Pensamentos Soltos... Instantes...

"Nós somos dos tecidos de que são feitos os sonhos"

Shakespeare, William

04/02/2007

Sorrisos...

O sacramento do sorriso
Se eu tivesse de pedir a Deus um dom, um único dom, um presente celeste, creio que não hesitaria em pedir a suprema arte do sorriso. É o que mais invejo em algumas pessoas. É, penso eu, o cúmulo das expressões humanas.
Bem sei que há sorrisos mentirosos, irónicos, de desprezo, e até aqueles que o teatro romântico qualificava de "risos sardónicos". É deles que dizia Shakespeare, numa das suas comédias, que "se pode matar com um sorriso". Mas não é desses que eu estou a falar. É bem triste que até o sorriso se possa perverter. Mas não vale a pena gastar tempo a falar de podridão.
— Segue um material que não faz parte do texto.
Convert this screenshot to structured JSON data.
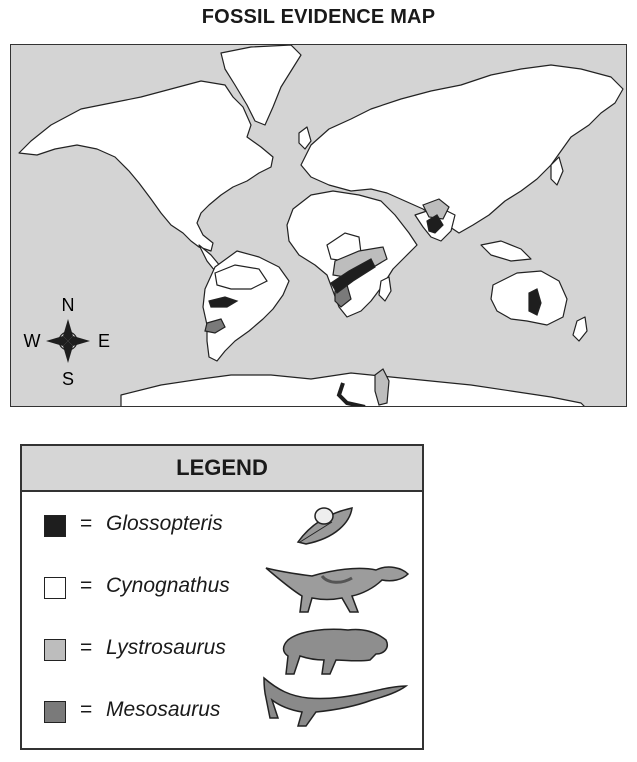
{
  "title": "FOSSIL EVIDENCE MAP",
  "compass": {
    "north": "N",
    "south": "S",
    "east": "E",
    "west": "W"
  },
  "legend": {
    "header": "LEGEND",
    "equals": "=",
    "items": [
      {
        "label": "Glossopteris",
        "color": "#1e1e1e",
        "icon": "glossopteris-leaf-icon"
      },
      {
        "label": "Cynognathus",
        "color": "#ffffff",
        "icon": "cynognathus-icon"
      },
      {
        "label": "Lystrosaurus",
        "color": "#bdbdbd",
        "icon": "lystrosaurus-icon"
      },
      {
        "label": "Mesosaurus",
        "color": "#7a7a7a",
        "icon": "mesosaurus-icon"
      }
    ]
  },
  "colors": {
    "ocean": "#d4d4d4",
    "land": "#ffffff",
    "outline": "#222222"
  }
}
Falo, sim, dos sorrisos que se levantam de uma alma iluminada, que aparecem como o estalar de um relâmpago na noite, como o que vimos ao ver uma corça a correr, ou o que produz em nossos ouvidos o murmúrio de uma fonte num bosque solitário; ou os sorrisos que milagrosamente vemos despontar no rosto de um menino de oito meses, e que algumas pessoas - pouquissimas! - conseguem conservar durante toda a vida. ...
Quando vemos um rosto que sabe sorrir, temos a impressão de termos regressado ao paraíso. Di-lo estupendamente Rosales quando escreve que "é certo que te podes perder dentro de certos sorrisos, como no meio de um bosque; e é certo que talvez possas viver anos e anos sem regressar de um sorriso". Deve ser, por isso, muito fácil enamorar-nos de pessoas que possuam um bom sorriso. E que felizes são aqueles que tem um ser amado em cujo rosto desponta com frequência esse fulgor maravilhoso!
A grande questão está, porém, em saber como se consegue um sorriso. É um puro dom do céu? Ou constrói-se como uma casa? Eu suponho que é uma mistura de ambos os elementos, mas com predomínio do segundo. Uma pessoa formosa, um rosto limpo e puro, tem já meio caminho andado para conseguir um sorriso fulgurante. Mas todos conhecemos velhinhos e velhinhas com sorrisos fora de série. Talvez os melhores sorrisos que eu conheci sejam precisamente os das freiras idosas: madre Teresa de Calcutá, e outras menos conhecidas.
Por isso me atrevo à dizer que um bom sorriso é mais uma arte do que uma herança. Que é uma coisa a construir, pacientemente, laboriosamente.
Com quê? Com equilibrio interior, com paz na alma, com um amor sem fronteiras. Quem ama profundamente sorri sem dificuldade. Porque o sorriso é, em primeiro lugar, uma grande fidelidade interior a nós mesmos. Um homem azedo não sabe sorrir. Muito menos um orgulhoso.
É uma arte que temos de praticar obstinada e constantemente. Não a fazer trejeitos diante de um espelho, porque o fruto desse tipo de ensaios é a máscara e não o sorriso. Aprender na vida, deixando que a alegria interior vá iluminando tudo quanto no dia a dia nos acontece, e impondo a cada uma das nossas palavras a obrigação de não chegar à boca sem ter mergulhado antes no sorriso, tal e qual como se obrigam as crianças a tomar banho antes de sairem de casa pela manhã.
Isto aprendo eu de um velho professor de oratória, que um dia nos deu a melhor das lições. Foi quando explicou que se tivéssemos de dizer num sermão ou numa conferência algo de desagradável para os ouvintes não deixássemos de o dizer, desde que nos obrigássemos a dizê-lo com um sorriso.
Naquele dia aprendi alguma coisa que me tem sido infinitamente útil: tudo se pode dizer e não há verdades proibidas. O que tem de estar proibido é de dizer a verdade com azedume, com desejo de ferir e magoar.
Quando uma das nossas frases vai magoar os ouvintes (ou leitores) não é por eles serem egoistas e não gostarem de ouvir a verdade, mas porque nós mesmos não soubemos dizê-la, porque não tivemos amor suficiente ao nosso público para pensar sete vezes na maneira de dizer essa amarga verdade, como pensamos na maneira de anunciar a um amigo a morte de sua mãe. A receita de pôr em todos os nossos coqueteiles de palavras umas gotinhas de humor sorridente costuma ser infalível.
Todo o sorriso tem alguma coisa da transparência de Deus, da grande paz. Por isso me atrevi a intitular este comentário "o sacramento do sorriso". Porque é sinal visivel de que a nossa alma está aberta de par em par.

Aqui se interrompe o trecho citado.